Algorithms pertaining to the flow capacity of edges.

flow.max_flow(graph: Graph(edge_type=’map’, edge_dtype={‘int’, ‘float’}), source_node: NodeID, target_node: NodeID) → Tuple[float, Graph]¶

Compute the maximum flow possible from source_node to target_node.

Return type:: (max flow rate, computed flow graph)

flow.min_cut(graph: Graph(edge_type=’map’, edge_dtype={‘int’, ‘float’}), source_node: NodeID, target_node: NodeID) → Tuple[float, Graph]¶

Compute the minimum cut to separate source from target node. This is the list of edges which disconnect the graph along edges with sum to the minimum weight.
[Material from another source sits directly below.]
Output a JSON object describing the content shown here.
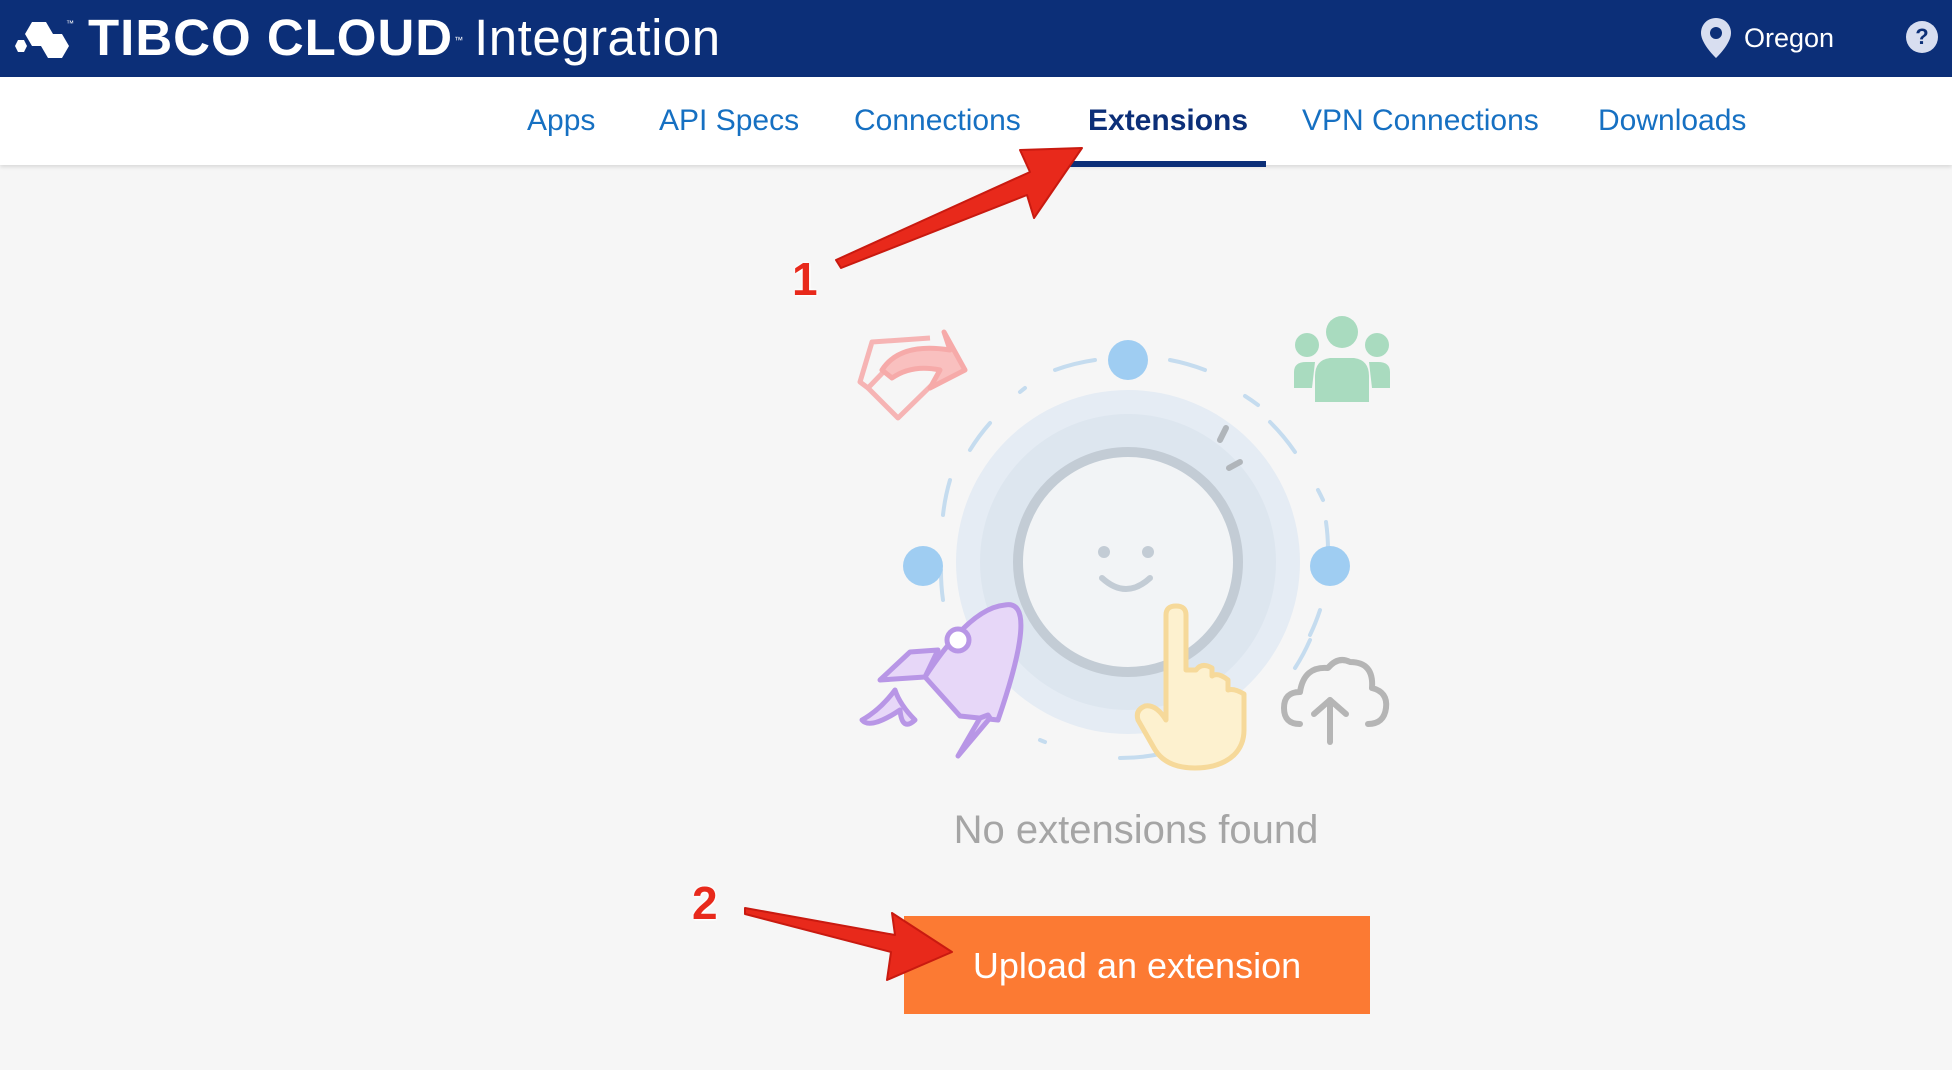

Performing this computation yields the maximum flow.

Return type:: (max flow rate, graph containing cut edges)

Subgraph¶

Graphs are often too large to handle, so a portion of the graph is extracted. Often this subgraph must satisfy certain properties or have properties similar to the original graph for the subsequent analysis to give good results.

subgraph.extract_subgraph(graph: Graph, nodes: NodeSet) → Graph¶: Given a set of nodes, this algorithm extracts the subgraph containing those nodes and any edges between those nodes.
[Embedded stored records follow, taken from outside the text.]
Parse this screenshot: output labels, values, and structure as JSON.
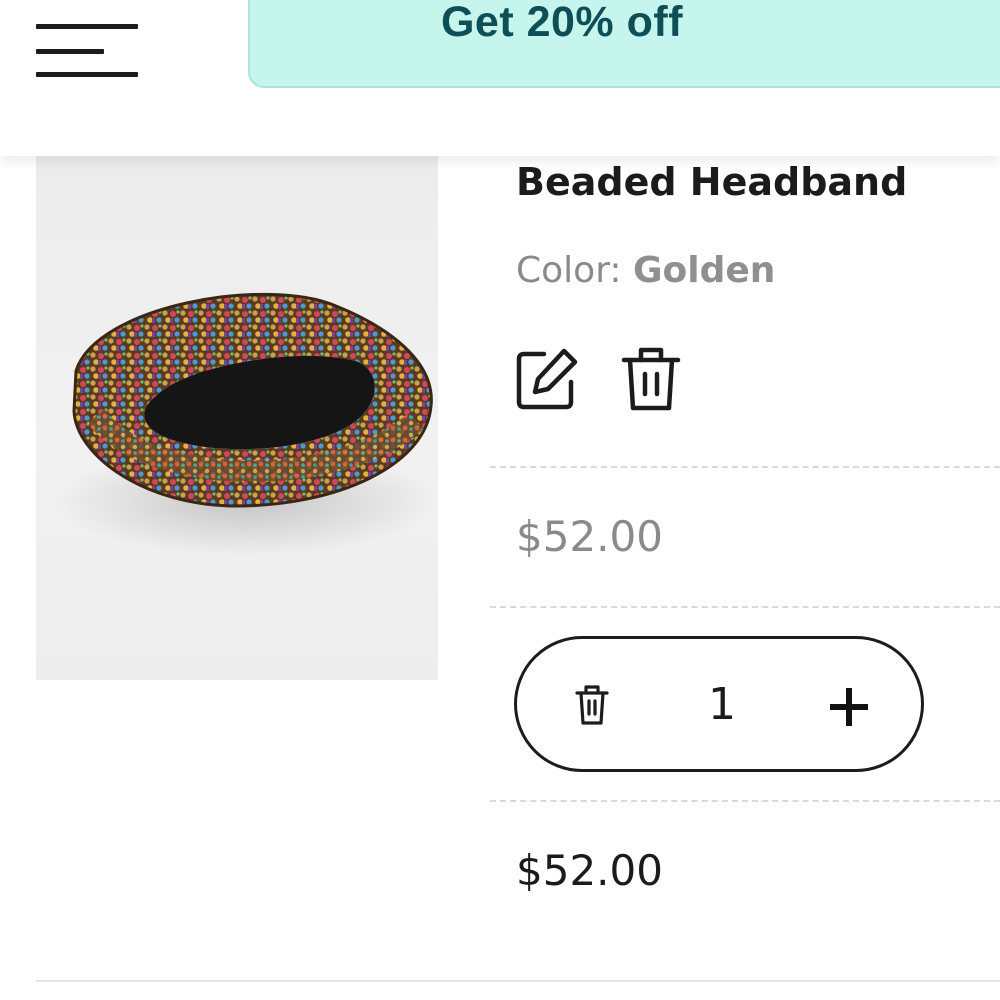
{
  "header": {
    "menu_icon": "hamburger-menu-icon",
    "promo": {
      "text": "Get 20% off",
      "background": "#c5f5ec",
      "text_color": "#0e4e56"
    }
  },
  "cart_item": {
    "title": "Beaded Headband",
    "color_label": "Color:",
    "color_value": "Golden",
    "actions": {
      "edit_icon": "edit-icon",
      "delete_icon": "trash-icon"
    },
    "unit_price": "$52.00",
    "quantity": {
      "remove_icon": "trash-icon",
      "value": "1",
      "add_symbol": "+"
    },
    "line_total": "$52.00"
  }
}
subgraph.k_core(graph: Graph(is_directed=False), k: int) → Graph¶: This algorithm finds a maximal subgraph that contains nodes of at least degree k.

subgraph.k_truss(graph: Graph(is_directed=False), k: int) → Graph¶: Finds the maximal subgraph whose edges are supported by k - 2 other edges forming triangles.

subgraph.maximal_independent_set(graph: Graph) → NodeSet¶: Finds a maximal set of independent nodes, meaning the nodes in the set share no edges with each other and no additional nodes in the graph can be added which satisfy this criteria.

subgraph.sample.edge_sampling(graph: Graph, p: float = 0.2) → Graph¶: Returns a subgraph created by randomly sampling edges and including both node endpoints.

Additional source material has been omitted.